James Madison, Federalist No. 10
“The republican is the only form of government which is not eternally at open or secret war with the rights of mankind.”
Thomas Jefferson, 1790
“Our obligations to our country never cease but with our lives.”
John Adams, 1808
“Patriotism is as much a virtue as justice, and is as necessary for the support of societies as natural affection is for the support of families.”
Benjamin Rush, 1773
“They that can give up essential liberty to purchase a little temporary safety deserve neither liberty nor safety.”
Ben Franklin, 1759
“That these are our grievances which we have thus laid before his majesty, with that freedom of language and sentiment which becomes a free people claiming their rights as derived from the laws of nature, and not as the gift of their chief magistrate.”
Thomas Jefferson, 1774
“Let us therefore animate and encourage each other, and shew the whole world, that a Freeman contending for Liberty on his own ground is superior to any slavish mercenary on earth.”
George Washington
“They tell us Sir, that we are weak — unable to cope with so formidable an adversary . But when shall we be stronger? Will it be the next week, or the next year? Will it be when we are totally disarmed, and when a British guard shall be stationed in every house? Shall we gather strength by irresolution and inaction?

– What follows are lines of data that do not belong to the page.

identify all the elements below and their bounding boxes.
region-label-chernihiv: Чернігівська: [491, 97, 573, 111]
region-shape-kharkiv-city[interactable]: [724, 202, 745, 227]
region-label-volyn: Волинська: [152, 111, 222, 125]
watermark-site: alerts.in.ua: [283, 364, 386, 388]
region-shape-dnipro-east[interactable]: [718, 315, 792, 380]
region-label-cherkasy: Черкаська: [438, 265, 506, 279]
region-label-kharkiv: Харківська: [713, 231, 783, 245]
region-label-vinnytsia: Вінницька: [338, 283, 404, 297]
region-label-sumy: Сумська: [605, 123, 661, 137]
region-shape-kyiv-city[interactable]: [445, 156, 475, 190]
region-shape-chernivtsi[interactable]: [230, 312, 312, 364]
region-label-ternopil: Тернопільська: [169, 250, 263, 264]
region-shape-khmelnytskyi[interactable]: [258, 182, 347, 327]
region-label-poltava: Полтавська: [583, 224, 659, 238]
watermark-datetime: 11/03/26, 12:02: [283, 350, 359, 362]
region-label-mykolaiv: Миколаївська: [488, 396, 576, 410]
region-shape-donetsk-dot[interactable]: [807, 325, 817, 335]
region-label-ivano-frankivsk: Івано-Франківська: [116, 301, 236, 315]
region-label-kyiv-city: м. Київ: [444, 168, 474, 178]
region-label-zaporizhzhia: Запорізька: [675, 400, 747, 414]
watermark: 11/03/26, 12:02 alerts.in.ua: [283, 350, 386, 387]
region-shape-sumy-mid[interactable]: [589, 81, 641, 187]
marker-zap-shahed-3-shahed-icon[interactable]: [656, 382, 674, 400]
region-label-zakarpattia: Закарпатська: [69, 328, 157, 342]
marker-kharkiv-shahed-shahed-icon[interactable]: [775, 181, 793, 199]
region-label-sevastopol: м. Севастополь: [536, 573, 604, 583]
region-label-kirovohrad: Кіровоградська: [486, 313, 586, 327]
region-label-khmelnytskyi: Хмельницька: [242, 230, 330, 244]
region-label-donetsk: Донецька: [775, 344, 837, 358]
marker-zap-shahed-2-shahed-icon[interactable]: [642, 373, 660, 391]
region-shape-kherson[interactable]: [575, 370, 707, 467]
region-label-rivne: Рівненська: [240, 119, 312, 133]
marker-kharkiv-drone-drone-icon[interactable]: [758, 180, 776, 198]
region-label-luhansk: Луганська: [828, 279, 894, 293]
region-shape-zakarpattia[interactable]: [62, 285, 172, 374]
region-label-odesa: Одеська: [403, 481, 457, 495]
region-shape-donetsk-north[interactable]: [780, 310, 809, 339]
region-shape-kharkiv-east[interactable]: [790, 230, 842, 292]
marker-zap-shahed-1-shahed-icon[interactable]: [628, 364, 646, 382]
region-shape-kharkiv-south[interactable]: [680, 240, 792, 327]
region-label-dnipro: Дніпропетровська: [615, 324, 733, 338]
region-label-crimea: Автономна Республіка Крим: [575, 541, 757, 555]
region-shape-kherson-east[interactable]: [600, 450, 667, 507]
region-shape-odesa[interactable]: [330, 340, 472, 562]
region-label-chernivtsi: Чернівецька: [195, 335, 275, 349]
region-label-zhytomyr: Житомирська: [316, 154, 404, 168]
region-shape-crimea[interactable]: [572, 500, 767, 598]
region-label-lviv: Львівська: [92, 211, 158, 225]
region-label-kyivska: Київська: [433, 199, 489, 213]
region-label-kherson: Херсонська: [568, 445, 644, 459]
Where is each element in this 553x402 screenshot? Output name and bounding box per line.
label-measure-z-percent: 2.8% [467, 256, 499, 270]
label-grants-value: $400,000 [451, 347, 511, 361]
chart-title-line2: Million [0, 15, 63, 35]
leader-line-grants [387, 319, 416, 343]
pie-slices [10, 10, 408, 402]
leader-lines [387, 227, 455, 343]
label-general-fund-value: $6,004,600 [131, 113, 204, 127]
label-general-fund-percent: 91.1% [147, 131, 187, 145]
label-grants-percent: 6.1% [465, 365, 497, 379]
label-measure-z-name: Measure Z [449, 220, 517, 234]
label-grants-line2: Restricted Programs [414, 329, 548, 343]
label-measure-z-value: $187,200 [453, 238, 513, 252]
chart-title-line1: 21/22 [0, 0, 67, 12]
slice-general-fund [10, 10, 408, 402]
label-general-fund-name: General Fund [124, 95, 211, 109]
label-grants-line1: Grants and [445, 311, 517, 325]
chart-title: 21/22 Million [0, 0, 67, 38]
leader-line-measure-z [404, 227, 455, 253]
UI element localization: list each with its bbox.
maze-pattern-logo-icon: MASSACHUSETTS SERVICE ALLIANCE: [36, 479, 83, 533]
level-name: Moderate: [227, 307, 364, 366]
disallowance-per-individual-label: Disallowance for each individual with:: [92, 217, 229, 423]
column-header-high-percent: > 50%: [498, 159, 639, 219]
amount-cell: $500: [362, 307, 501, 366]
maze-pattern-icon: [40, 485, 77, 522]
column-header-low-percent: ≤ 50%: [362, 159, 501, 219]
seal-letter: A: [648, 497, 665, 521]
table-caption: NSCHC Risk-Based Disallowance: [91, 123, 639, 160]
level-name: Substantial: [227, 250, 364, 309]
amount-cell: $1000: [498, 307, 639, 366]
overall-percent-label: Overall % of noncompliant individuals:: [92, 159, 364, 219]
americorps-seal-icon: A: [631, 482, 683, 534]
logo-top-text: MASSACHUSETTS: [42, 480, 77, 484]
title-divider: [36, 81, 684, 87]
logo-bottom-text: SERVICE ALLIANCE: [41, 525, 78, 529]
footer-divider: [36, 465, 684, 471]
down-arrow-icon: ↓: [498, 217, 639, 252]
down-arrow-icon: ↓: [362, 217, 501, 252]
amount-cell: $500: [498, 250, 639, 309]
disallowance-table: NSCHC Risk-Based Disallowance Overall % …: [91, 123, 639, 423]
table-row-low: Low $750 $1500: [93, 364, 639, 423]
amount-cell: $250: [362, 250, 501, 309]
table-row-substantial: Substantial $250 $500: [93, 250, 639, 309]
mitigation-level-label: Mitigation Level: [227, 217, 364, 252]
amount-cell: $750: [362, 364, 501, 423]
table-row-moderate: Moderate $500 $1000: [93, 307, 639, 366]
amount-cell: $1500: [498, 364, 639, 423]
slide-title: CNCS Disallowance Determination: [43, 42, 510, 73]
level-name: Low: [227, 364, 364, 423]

Shall we acquire the means of effectual resistance by lying supinely on our backs, and hugging the delusive phantom of hope, until our enemies shall have bound us hand and foot? Sir, we are not weak, if we make a proper use of those means which the God of nature has placed in our power.”
Patrick Henry, 1775
“Our own Country’s Honor, all call upon us for a vigorous and manly exertion, and if we now shamefully fail, we shall become infamous to the whole world. Let us therefore rely upon the goodness of the Cause, and the aid of the supreme Being, in whose hands Victory is, to animate and encourage us to great and noble Actions — The Eyes of all our Countrymen are now upon us, and we shall have their blessings, and praises, if happily we are the instruments of saving them from the Tyranny mediated against them. Let us therefore animate and encourage each other, and show the whole world, that a free man contending for Liberty on his own ground is superior to any slavish mercenary on earth.”
George Washington, 1776
“A general dissolution of principles and manners will more surely overthrow the liberties of America than the whole force of the common enemy. While the people are virtuous they cannot be subdued; but when once they lose their virtue then will be ready to surrender their liberties to the first external or internal invader.”
Samuel Adams, 1779
Our Constitution was made only for a moral and religious people. It is wholly inadequate to the government of any other.
John Adams, 1789
Instead of sitting down satisfied with the efforts we have already made, which is the wish of our enemies, the necessity of the times, more than ever, calls for our utmost circumspection, deliberation, fortitude, and perseverance.
Samuel Adams, 1771
Courage, then, my countrymen, our contest is not only whether we ourselves shall be free, but whether there shall be left to mankind an asylum on earth for civil and religious liberty.
Samuel Adams, 1776
Yesterday the greatest question was decided which ever was debated in America; and a greater perhaps never was, nor will be, decided among men. A resolution was passed without one dissenting colony, “that these United Colonies are, and of right ought to be, free and independent States.”